In effect, we lost before the probability of telecom immunity emerged. Chris Hedges explained why the passage of the FISA bill is dangerous for reasons that go far beyond telecom immunity:

The new FISA Amendments Act nearly eviscerates oversight of government surveillance. It allows the Foreign Intelligence Surveillance Court to review only general procedures for spying rather than individual warrants. The court will not be told specifics about who will be wiretapped, which means the law provides woefully inadequate safeguards to protect innocent people whose communications are caught up in the government's dragnet surveillance program.

The law, passed under the guise of national security, ostensibly targets people outside the country. There is no question, however, that it will ensnare many communications between Americans and those overseas. Those communications can be stored indefinitely and disseminated, not just to the U.S. government but to other governments.

This law will cripple the work of those of us who as reporters communicate regularly with people overseas, especially those in the Middle East. It will intimidate dissidents, human rights activists and courageous officials who seek to expose the lies of our government or governments allied with ours. It will hang like the sword of Damocles over all who dare to defy the official versions of events. It leaves open the possibility of retribution and invites the potential for abuse by those whose concern is not with national security but with the consolidation of their own power.
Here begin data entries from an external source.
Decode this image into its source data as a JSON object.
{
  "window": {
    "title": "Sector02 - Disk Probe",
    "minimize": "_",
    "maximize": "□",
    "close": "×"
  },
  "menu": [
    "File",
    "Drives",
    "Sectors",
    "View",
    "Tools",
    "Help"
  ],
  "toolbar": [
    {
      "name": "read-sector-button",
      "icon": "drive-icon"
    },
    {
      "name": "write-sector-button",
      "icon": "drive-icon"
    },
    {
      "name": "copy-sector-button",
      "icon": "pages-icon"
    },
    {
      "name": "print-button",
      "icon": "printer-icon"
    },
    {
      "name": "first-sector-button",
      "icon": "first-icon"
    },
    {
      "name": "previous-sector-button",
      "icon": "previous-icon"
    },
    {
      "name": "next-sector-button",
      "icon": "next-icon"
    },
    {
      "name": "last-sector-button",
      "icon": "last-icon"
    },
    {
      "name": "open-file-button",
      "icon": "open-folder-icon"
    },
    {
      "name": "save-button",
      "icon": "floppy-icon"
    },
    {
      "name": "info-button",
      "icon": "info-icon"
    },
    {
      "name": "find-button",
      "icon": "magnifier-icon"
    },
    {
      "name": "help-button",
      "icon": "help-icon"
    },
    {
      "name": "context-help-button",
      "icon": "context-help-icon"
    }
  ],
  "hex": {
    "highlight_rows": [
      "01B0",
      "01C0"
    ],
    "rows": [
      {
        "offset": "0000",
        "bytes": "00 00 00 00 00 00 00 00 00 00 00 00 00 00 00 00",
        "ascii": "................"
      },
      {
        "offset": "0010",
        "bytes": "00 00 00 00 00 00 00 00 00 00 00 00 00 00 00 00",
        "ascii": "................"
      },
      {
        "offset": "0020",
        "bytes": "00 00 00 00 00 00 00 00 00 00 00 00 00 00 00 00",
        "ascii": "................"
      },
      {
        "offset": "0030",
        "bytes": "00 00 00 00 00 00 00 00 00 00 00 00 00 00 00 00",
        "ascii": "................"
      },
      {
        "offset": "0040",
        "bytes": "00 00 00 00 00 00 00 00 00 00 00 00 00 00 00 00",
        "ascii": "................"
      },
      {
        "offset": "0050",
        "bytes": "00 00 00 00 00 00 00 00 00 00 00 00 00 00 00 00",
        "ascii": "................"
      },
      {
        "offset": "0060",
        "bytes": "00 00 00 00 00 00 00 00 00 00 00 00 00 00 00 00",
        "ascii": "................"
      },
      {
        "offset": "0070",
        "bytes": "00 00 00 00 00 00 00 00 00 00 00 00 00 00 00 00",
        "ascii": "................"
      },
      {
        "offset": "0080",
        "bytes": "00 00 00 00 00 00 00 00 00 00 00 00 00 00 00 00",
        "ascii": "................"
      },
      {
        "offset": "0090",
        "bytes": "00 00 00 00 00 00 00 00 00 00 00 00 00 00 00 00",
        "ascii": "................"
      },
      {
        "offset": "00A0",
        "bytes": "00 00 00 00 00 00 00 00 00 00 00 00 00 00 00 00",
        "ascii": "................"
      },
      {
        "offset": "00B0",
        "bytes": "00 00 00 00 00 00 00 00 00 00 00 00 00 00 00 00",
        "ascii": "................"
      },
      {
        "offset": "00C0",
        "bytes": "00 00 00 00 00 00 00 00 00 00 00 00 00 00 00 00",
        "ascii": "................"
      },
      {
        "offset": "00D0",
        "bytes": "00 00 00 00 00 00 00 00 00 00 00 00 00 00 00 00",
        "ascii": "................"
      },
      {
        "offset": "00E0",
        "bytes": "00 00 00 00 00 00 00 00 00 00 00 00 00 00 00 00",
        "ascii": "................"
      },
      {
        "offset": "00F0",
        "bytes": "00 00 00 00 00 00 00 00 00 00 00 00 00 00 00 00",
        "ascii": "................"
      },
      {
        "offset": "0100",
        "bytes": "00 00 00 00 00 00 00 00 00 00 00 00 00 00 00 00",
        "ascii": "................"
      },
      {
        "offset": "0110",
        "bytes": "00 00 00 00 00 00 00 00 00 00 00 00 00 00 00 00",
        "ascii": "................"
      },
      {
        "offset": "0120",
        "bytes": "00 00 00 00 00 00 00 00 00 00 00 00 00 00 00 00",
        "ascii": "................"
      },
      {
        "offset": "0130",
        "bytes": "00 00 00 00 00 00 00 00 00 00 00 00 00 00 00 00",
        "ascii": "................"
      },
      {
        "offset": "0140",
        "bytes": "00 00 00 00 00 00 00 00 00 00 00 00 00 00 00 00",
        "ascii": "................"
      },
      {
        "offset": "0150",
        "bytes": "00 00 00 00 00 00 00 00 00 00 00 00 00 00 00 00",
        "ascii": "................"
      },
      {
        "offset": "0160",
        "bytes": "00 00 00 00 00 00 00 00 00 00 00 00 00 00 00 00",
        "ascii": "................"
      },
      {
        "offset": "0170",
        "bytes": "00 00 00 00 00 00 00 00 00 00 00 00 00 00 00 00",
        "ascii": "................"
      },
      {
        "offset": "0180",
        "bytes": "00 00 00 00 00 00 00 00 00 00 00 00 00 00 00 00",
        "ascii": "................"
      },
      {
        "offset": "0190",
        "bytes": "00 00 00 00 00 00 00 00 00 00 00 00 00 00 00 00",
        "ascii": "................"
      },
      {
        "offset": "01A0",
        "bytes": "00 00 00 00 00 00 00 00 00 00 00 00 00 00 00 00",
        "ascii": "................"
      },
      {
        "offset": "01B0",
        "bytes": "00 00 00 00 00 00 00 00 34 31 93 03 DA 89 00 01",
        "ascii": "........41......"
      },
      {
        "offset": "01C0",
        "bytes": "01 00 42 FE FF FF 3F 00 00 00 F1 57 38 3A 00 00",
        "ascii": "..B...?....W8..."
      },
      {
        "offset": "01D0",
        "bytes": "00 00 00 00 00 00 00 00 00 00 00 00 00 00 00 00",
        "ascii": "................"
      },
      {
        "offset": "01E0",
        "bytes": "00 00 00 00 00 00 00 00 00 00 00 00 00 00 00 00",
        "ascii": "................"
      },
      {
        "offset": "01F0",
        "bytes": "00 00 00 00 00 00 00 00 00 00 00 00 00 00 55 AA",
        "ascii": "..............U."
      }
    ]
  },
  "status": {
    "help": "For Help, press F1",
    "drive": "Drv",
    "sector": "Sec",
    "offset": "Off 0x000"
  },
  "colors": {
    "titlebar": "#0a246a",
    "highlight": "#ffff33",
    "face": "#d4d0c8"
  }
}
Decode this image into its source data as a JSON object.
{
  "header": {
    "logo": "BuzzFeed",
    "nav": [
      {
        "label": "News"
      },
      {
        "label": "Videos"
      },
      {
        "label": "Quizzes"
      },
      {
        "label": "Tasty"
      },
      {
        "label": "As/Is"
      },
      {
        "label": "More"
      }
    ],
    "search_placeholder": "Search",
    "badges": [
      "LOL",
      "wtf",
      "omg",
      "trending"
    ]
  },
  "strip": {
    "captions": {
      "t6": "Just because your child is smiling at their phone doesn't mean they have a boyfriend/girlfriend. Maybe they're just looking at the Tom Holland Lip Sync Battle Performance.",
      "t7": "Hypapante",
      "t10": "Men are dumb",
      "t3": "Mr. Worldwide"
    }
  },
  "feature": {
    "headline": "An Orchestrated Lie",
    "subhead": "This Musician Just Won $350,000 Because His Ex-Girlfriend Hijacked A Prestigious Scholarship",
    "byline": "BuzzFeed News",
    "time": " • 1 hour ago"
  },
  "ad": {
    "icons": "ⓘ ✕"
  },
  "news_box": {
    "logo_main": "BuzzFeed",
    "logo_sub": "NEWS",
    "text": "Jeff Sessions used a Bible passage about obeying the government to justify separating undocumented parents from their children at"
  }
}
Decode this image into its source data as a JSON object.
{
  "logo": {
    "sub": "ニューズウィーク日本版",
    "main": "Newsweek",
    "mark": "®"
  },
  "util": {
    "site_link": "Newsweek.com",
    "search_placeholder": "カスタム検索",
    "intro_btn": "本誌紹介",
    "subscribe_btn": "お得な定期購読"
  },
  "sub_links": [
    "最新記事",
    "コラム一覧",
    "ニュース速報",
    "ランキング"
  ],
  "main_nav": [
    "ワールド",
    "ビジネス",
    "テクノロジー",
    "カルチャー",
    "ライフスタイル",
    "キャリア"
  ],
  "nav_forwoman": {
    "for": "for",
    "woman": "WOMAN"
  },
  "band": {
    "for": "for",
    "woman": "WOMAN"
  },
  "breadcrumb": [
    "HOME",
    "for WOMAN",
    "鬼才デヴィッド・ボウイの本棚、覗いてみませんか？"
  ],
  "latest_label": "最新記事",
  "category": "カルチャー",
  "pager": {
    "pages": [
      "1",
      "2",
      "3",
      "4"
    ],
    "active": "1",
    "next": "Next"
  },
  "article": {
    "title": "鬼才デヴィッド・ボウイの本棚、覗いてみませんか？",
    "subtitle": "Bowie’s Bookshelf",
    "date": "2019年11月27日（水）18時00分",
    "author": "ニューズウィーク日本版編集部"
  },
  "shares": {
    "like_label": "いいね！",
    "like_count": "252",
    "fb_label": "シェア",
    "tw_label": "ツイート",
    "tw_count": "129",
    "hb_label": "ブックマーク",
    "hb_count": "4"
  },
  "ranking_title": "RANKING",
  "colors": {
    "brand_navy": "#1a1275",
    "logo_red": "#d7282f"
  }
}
Hedges also cites an example as to how it has already impaired his ability to work as a journalist:

The reach of such surveillance has already hampered my work. I was once told about a showdown between a U.S. warship and the Iranian navy that had the potential to escalate into a military conflict. I contacted someone who was on the ship at the time of the alleged incident and who reportedly had photos. His first question was whether my phone and e-mails were being monitored.

What could I say? How could I know? I offered to travel to see him but, frightened of retribution, he refused. I do not know if the man's story is true. I only know that the fear of surveillance made it impossible for me to determine its veracity. Under this law, all those who hold information that could embarrass and expose the lies of those in power will have similar fears. Confidentiality, and the understanding that as a reporter I will honor this confidentiality, permits a free press to function. Take it away and a free press withers and dies.

This is what we should have emphasized in the FISA fight, and some no doubt did, but the message did not take hold. But, with all of that, the fight over telecom immunity was a crucial step in the right direction. If there is no judicial remedy for this illegal conduct, we will never know the extent of the Bush surveillance program. Liberals hammered this point home repeatedly, and it is valid. We will never know the extent of the surveillance, and even more worrisome, the extent to which the information received was inappropriately used. It may not have enabled us to stop these practices, but it did present the prospect of providing us with essential knowledge as to what actually happened. Such exposure could have created a political opportunity to challenge FISA across the board.

It is only a positive step, however, if liberals and libertarians continue to press these issues, and find a way to explain them to a broader public successfully. Liberals will have to demonstrate that they care about these issues as much when there is a Democratic president instead of a Republican one. Meanwhile, there are all those people being driven out of their homes and to the margins of subsistence, and, for them, FISA is merely an acronym that isn't going to feed them or keep a roof over their head. It looks like it is about to get bad enough that all of us can't avoid addressing it front and center.